Awalil juga menyoroti perlunya transparansi data dan laporan keuangan untuk membangun kepercayaan para investor terhadap proyek-proyek yang dikelola Danantara.
"Jika Danantara mau sukses, intervensinya harus seminimal mungkin dan hanya boleh lewat peraturan, bukan diskresi. Danantara harus transparan agar publik bisa ikut membela kinerjanya di masa depan," katanya.
Guru Besar Fakultas Ekonomi dan Bisnis Universitas Diponegoro Akhmad Syakir Kurnia mengingatkan agar pengalihan dividen BUMN ke kas Danantara tidak mengganggu akuntabilitas fiskal atau mengurangi penerimaan negara dalam waktu dekat.
"Pengalihan dividen dari BUMN ke kas BPI Danantara harus diikuti dengan peningkatan kinerja yang eksponensial agar masyarakat tidak merasa kehilangan manfaat publik yang biasanya disalurkan melalui APBN," ujar Syakir.
Syakir juga memberikan penekanan khusus pada sistem pengawasan lembaga ini karena posisinya berada langsung di bawah kendali Presiden.

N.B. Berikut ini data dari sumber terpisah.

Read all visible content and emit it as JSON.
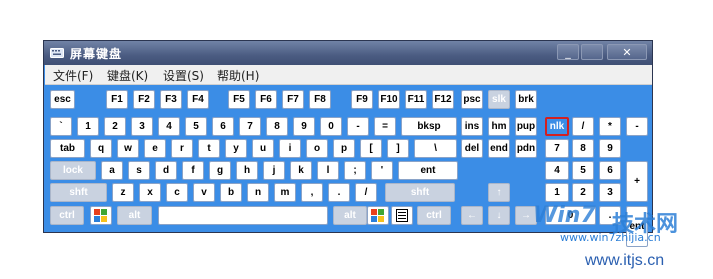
{
  "window": {
    "title": "屏幕键盘",
    "min_label": "_",
    "max_label": "",
    "close_label": "✕"
  },
  "menu": [
    "文件(F)",
    "键盘(K)",
    "设置(S)",
    "帮助(H)"
  ],
  "rows": [
    [
      {
        "label": "esc"
      },
      {
        "label": "F1"
      },
      {
        "label": "F2"
      },
      {
        "label": "F3"
      },
      {
        "label": "F4"
      },
      {
        "label": "F5"
      },
      {
        "label": "F6"
      },
      {
        "label": "F7"
      },
      {
        "label": "F8"
      },
      {
        "label": "F9"
      },
      {
        "label": "F10"
      },
      {
        "label": "F11"
      },
      {
        "label": "F12"
      },
      {
        "label": "psc"
      },
      {
        "label": "slk",
        "disabled": true
      },
      {
        "label": "brk"
      }
    ],
    [
      {
        "label": "`"
      },
      {
        "label": "1"
      },
      {
        "label": "2"
      },
      {
        "label": "3"
      },
      {
        "label": "4"
      },
      {
        "label": "5"
      },
      {
        "label": "6"
      },
      {
        "label": "7"
      },
      {
        "label": "8"
      },
      {
        "label": "9"
      },
      {
        "label": "0"
      },
      {
        "label": "-"
      },
      {
        "label": "="
      },
      {
        "label": "bksp"
      },
      {
        "label": "ins"
      },
      {
        "label": "hm"
      },
      {
        "label": "pup"
      },
      {
        "label": "nlk",
        "active": true
      },
      {
        "label": "/"
      },
      {
        "label": "*"
      },
      {
        "label": "-"
      }
    ],
    [
      {
        "label": "tab"
      },
      {
        "label": "q"
      },
      {
        "label": "w"
      },
      {
        "label": "e"
      },
      {
        "label": "r"
      },
      {
        "label": "t"
      },
      {
        "label": "y"
      },
      {
        "label": "u"
      },
      {
        "label": "i"
      },
      {
        "label": "o"
      },
      {
        "label": "p"
      },
      {
        "label": "["
      },
      {
        "label": "]"
      },
      {
        "label": "\\"
      },
      {
        "label": "del"
      },
      {
        "label": "end"
      },
      {
        "label": "pdn"
      },
      {
        "label": "7"
      },
      {
        "label": "8"
      },
      {
        "label": "9"
      }
    ],
    [
      {
        "label": "lock",
        "disabled": true
      },
      {
        "label": "a"
      },
      {
        "label": "s"
      },
      {
        "label": "d"
      },
      {
        "label": "f"
      },
      {
        "label": "g"
      },
      {
        "label": "h"
      },
      {
        "label": "j"
      },
      {
        "label": "k"
      },
      {
        "label": "l"
      },
      {
        "label": ";"
      },
      {
        "label": "'"
      },
      {
        "label": "ent"
      },
      {
        "label": "4"
      },
      {
        "label": "5"
      },
      {
        "label": "6"
      },
      {
        "label": "+"
      }
    ],
    [
      {
        "label": "shft",
        "disabled": true
      },
      {
        "label": "z"
      },
      {
        "label": "x"
      },
      {
        "label": "c"
      },
      {
        "label": "v"
      },
      {
        "label": "b"
      },
      {
        "label": "n"
      },
      {
        "label": "m"
      },
      {
        "label": ","
      },
      {
        "label": "."
      },
      {
        "label": "/"
      },
      {
        "label": "shft",
        "disabled": true
      },
      {
        "label": "↑",
        "disabled": true
      },
      {
        "label": "1"
      },
      {
        "label": "2"
      },
      {
        "label": "3"
      }
    ],
    [
      {
        "label": "ctrl",
        "disabled": true
      },
      {
        "label": "win-icon",
        "icon": true
      },
      {
        "label": "alt",
        "disabled": true
      },
      {
        "label": ""
      },
      {
        "label": "alt",
        "disabled": true
      },
      {
        "label": "win-icon",
        "icon": true
      },
      {
        "label": "menu-icon",
        "icon": true
      },
      {
        "label": "ctrl",
        "disabled": true
      },
      {
        "label": "←",
        "disabled": true
      },
      {
        "label": "↓",
        "disabled": true
      },
      {
        "label": "→",
        "disabled": true
      },
      {
        "label": "0"
      },
      {
        "label": "."
      },
      {
        "label": "ent"
      }
    ]
  ],
  "watermark": {
    "brand": "Win7",
    "brand_cn": "技术网",
    "small": "www.win7zhijia.cn",
    "url": "www.itjs.cn"
  }
}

"Keberanian pemerintah dalam membentuk BPI Danantara harus dibarengi dengan keberanian untuk membuka diri terhadap pengawasan publik yang lebih ketat," katanya.

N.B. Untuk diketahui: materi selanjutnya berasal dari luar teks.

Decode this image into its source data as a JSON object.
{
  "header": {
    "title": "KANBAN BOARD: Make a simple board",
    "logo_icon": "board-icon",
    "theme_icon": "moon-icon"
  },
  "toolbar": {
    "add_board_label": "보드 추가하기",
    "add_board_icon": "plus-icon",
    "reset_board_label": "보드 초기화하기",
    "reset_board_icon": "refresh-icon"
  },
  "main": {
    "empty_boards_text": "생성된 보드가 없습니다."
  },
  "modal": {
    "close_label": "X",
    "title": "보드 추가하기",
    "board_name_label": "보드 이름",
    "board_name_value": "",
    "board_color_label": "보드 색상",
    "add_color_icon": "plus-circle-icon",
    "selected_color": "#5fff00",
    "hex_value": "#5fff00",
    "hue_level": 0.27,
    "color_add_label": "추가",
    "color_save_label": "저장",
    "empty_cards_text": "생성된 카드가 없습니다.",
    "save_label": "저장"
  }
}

Ia menambahkan bahwa regulasi pembentukan badan ini harus tetap memberikan ruang yang luas bagi masyarakat untuk memantau kinerjanya secara terbuka.
"Harapan boleh saja dilambungkan setinggi langit mengenai penataan kelembagaan ini, namun sejarah ekonomi ekstraktif memaksa kita untuk tetap kritis karena ruang untuk meminta transparansi publik terasa sudah mengkhawatirkan secara desain undang-undang," ujarnya.
Pengamat ekonomi Universitas Paramadina Wijayanto Samirin menilai penyatuan unit usaha dalam Danantara akan menekan inefisiensi akibat tumpang tindih bisnis anak perusahaan BUMN.
"Danantara ini seperti keranjang berisi telur-telur BUMN, dulu berserakan, tapi sekarang di dalam satu keranjang sehingga lebih gampang menjaganya, meski kita tetap harus mengawal bersama agar tidak terjadi penyalahgunaan yang bisa merugikan negara," ujar Wijayanto.
Saat ini, prioritas utama Danantara adalah menyusun laporan keuangan konsolidasian yang diaudit demi menetapkan standar transparansi baru. Langkah ini diperkirakan dapat meningkatkan valuasi aset negara sebesar 40 persen dan menghemat biaya operasional hingga Rp60 triliun tiap tahunnya.